Edward Boyd-Barrett, ex SJ

    Boyd - Barrett was the Irish Jesuit who left the order in the 1920s. He was the son of one of James McCarthy's neices. (Others in the family still live in Dublin; Connor has met them; the youngest, adopted by David Boyd-Barrett is an anti-war activist; another story!)
     Boyd - Barrett and Nanny saw each other in New York, and then the BCB Seniors visited with them in Dublin. Jack Boyd-Barrett and his brothers were well educated Catholics who were very sympathetic to the cause of Irish Nationalism. Boyd-Barrett, by his own account was in trouble with the Jesuit hierarchy almost from the moment he joined. Studying psychology very rare for the times. Tried to meld psychology and Catholicism. When he left the order, and eventually returned it was very much read about and talked about in Catholic circles. 

questions

I have a ton. How did Dad ever get interested in O'Neil at first? Was it truly an affinity or just a sign of the times?

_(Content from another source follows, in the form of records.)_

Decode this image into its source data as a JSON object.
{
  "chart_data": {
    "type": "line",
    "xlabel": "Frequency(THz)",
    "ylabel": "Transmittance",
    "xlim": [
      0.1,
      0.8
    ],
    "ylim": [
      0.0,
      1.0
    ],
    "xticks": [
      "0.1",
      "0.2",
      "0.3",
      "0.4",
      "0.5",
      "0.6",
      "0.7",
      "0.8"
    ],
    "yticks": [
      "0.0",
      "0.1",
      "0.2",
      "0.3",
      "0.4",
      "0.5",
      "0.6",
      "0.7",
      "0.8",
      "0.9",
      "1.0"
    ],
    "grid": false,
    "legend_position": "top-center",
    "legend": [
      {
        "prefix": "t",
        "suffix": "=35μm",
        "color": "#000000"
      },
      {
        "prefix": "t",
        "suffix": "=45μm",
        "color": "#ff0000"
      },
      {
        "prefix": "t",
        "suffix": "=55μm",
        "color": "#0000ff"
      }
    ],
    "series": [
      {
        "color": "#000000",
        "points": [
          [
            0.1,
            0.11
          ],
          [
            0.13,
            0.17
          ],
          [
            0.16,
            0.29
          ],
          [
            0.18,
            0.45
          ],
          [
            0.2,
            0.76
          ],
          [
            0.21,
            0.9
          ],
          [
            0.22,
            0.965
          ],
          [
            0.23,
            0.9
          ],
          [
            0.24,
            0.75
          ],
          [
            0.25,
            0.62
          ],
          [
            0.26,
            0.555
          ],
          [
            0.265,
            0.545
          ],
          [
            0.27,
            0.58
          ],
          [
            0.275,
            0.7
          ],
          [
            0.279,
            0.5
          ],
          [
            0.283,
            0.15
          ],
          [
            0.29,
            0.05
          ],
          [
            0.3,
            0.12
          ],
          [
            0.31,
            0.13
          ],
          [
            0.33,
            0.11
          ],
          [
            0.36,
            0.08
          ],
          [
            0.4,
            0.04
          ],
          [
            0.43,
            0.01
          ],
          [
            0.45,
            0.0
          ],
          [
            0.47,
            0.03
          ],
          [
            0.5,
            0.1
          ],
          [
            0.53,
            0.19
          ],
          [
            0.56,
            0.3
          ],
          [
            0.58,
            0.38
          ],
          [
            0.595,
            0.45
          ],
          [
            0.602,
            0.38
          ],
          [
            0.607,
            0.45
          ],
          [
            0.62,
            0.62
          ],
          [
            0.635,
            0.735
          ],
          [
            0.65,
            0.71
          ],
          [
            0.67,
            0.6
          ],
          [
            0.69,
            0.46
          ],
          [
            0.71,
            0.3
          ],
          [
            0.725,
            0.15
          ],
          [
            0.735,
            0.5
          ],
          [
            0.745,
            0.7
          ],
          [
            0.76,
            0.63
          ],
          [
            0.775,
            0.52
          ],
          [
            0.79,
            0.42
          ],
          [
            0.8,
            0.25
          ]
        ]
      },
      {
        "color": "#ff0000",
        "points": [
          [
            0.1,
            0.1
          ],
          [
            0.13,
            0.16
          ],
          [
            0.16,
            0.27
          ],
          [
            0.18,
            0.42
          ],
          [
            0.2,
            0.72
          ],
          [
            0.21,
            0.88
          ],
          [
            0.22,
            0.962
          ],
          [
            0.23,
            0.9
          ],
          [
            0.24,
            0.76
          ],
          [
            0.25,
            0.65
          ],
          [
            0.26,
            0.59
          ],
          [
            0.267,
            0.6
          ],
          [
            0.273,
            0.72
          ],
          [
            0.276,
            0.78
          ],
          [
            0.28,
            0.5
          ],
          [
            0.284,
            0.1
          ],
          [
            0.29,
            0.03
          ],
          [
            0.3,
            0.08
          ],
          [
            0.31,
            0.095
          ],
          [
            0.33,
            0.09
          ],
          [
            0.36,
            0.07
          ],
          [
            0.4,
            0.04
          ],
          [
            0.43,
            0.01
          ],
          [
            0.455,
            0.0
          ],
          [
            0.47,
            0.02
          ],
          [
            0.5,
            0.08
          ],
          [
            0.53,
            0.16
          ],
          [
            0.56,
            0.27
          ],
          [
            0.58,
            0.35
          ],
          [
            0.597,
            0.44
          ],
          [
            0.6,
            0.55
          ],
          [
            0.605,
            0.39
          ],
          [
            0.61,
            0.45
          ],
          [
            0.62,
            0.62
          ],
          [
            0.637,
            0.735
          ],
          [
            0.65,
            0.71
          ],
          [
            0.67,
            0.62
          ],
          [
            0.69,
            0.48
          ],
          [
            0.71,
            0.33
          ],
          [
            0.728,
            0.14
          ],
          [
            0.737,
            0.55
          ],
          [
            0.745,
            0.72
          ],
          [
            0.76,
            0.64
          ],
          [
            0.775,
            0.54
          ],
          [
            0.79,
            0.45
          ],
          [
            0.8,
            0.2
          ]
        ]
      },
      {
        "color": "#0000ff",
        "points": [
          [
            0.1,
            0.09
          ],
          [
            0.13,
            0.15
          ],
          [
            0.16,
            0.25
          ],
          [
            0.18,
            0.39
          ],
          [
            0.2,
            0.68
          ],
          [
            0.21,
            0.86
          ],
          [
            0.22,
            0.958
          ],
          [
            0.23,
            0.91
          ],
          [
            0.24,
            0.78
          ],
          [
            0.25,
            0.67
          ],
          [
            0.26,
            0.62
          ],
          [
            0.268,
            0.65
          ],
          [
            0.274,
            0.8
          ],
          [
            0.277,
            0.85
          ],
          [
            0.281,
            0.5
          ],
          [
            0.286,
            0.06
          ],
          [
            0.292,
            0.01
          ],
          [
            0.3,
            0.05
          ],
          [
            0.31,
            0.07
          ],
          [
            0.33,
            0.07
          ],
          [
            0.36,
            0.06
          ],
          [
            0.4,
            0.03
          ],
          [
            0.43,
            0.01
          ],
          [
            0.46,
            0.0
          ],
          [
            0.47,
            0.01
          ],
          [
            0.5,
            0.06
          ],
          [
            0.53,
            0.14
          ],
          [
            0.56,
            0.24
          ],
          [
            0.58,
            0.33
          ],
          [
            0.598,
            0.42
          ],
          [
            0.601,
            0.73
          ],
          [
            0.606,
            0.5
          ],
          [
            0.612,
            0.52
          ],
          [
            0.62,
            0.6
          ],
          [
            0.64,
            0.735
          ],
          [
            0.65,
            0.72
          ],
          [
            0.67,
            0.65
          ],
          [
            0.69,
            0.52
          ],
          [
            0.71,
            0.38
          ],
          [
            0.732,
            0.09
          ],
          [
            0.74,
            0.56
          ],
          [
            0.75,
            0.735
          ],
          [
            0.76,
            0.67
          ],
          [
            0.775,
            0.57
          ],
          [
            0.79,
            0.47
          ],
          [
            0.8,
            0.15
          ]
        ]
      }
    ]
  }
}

Lucey: As he describes it in Curse, he first saw O'Neill in 1946. O'Neill and Carlotta had been living in Danville, CA at Tao House for 10 years, while O'Neill tried to write his huge cycle of plays. Dad got the "Black Irishman" from an O'Neill family friend, who called him the gloomy type of Irishman.

Dad indicates that before then, as with much of the country, he felt the plays were part of his life.

In 1958, when there was a revival of interest in O'Neill, he learned that Shane was in desparate straits in New Jersey, and Shane agreed to help him.

Corruption and Death in O'Neill

     Working through the tragedy of his father's permanent adoption of the role of Count of Monte Cristo and the death of his sibling are about guilt, and redemption: two very Catholic themes. Dad never talked about his father's role in the Toledo Bank Failure, and seldom about Peter's death...

But Is O'Neill Irish or American?

     I could make the case that O'Neill focussed on the American dream/drama. Desire is so totally what life was like in Sherman, CT in the 19th Century, for example. Some sons favored, some not, some lighting out for the territory, falling fertility rates, land shortage-all typical of 19th Century New England dying out as an agrarian society.
     Just a few shreds of evidence that O'Neill saw himself as a dark Irishman...

Monday, January 26, 2009

Thing I've wondered about BCB and O'Neill

What is this Irish thing about? For Dad? Was it real?